El suicidio continúa siendo uno de los temas más silenciados y mal comprendidos en nuestra sociedad. A pesar de las estadísticas alarmantes y del dolor que genera en miles de familias, persiste un tabú colectivo que impide hablar de este fenómeno con claridad y responsabilidad.
Según la Organización Mundial de la Salud, cada año más de un millón de personas mueren por suicidio en el mundo. En Argentina, es la segunda causa de muerte entre jóvenes de 15 a 29 años. Son cifras que deberían encender todas las alertas. Sin embargo, en lugar de generar reflexión, muchas veces conducen a una estrategia de negación, minimización o, directamente, ocultamiento.
“Mientras todos evitamos el tema, al menos un millón de personas mueren cada año a causa de suicidio en el mundo”
Como profesional de la salud mental, observo a diario cómo el tema se evita incluso en contextos donde debería abordarse con naturalidad; en las escuelas, en los medios de comunicación, en los ámbitos familiares y, lamentablemente, también dentro de algunos espacios clínicos. Este vacío discursivo no es casual. Tiene raíces culturales, históricas y religiosas que aún hoy pesan.
Durante siglos, el suicidio fue condenado moralmente, etiquetado como pecado o cobardía, y sus protagonistas reducidos a juicios simplistas. Aunque los tiempos han cambiado, ese marco valorativo sigue influyendo. Todavía hoy se usan eufemismos para evitar decir la palabra “suicidio”, como si nombrarlo fuera una transgresión.
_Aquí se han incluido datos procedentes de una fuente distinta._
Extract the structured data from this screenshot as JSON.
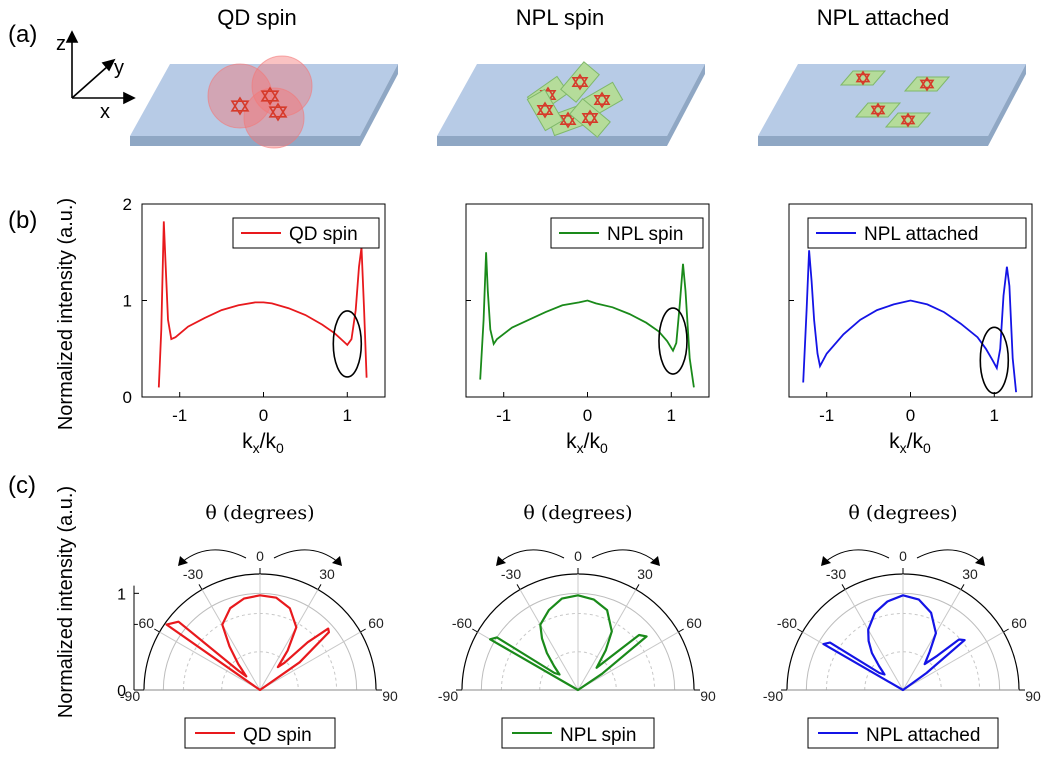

Se habla de “decisiones personales”, de “fallecimientos repentinos”, de “tristezas profundas”. Pero no se dice lo que es. Y lo que no se nombra, no se puede prevenir.
“Del suicidio, que causa tantas o más muertes que otros problemas sociales, no se habla o se lo hace muy poco y tomado con pinzas”
Desde la psicología, entendemos que el suicidio no debe ser interpretado únicamente como el resultado de un trastorno mental. Es, en muchos casos, el desenlace de un sufrimiento psíquico intenso, sostenido y no escuchado. Es un acto desesperado ante un dolor vivido como insoportable y sin salida. El problema no es la muerte en sí, sino la vida que no pudo ser vivida de otra manera.
La prevención, por lo tanto, no se limita a detectar síntomas. Implica generar entornos donde el sufrimiento pueda ser expresado sin miedo, donde se escuche sin juzgar, donde se habilite la palabra. Hablar del suicidio no lo promueve: lo previene. Callarlo sí lo agrava.
“Hablar del suicidio en forma responsable no induce al acto; por el contrario, podría representar una oportunidad, tal vez la última, para que alguien busque ayuda”
Otro error frecuente es suponer que quien advierte que quiere quitarse la vida “solo busca llamar la atención”. Esa frase encierra una peligrosa banalización del dolor humano. Todo intento de expresión debe ser tomado con seriedad. En mi experiencia clínica, muchas veces los pacientes que advierten sobre pensamientos suicidas no quieren morir: quieren dejar de sufrir. Y esa diferencia es central para poder intervenir a tiempo.
También es urgente revisar el rol de las instituciones. Muchas provincias carecen de dispositivos adecuados de atención en crisis, y las guardias psiquiátricas suelen estar saturadas o desbordadas. A su vez, faltan campañas de información pública que permitan comprender el fenómeno sin caer en el sensacionalismo ni en el ocultamiento.
“Convertir al suicidio en un tabú lo que hace es perjudicarnos a todos”
Desde la psicología sostenemos que hablar salva. Escuchar con apertura, sin prejuicios ni recetas rápidas, puede marcar una diferencia. El suicidio no es un hecho inevitable. Es prevenible. Pero requiere que dejemos de tratarlo como un tema prohibido. Necesitamos crear una cultura que habilite la expresión del sufrimiento y que no lo convierta en motivo de vergüenza o silencio.
Acompañar no es curar, es estar. Y para estar, primero hay que atreverse a mirar el dolor de frente y a ponerle nombre. Porque el suicidio, como toda realidad humana, no desaparece porque se calle. Solo se vuelve más oscuro, más solitario y más difícil de evitar.
Hablar no mata. El silencio, sí.
Fernando Serrano Urdanibia
Psicólogo, especialista en adolescencia y psicoanálisis.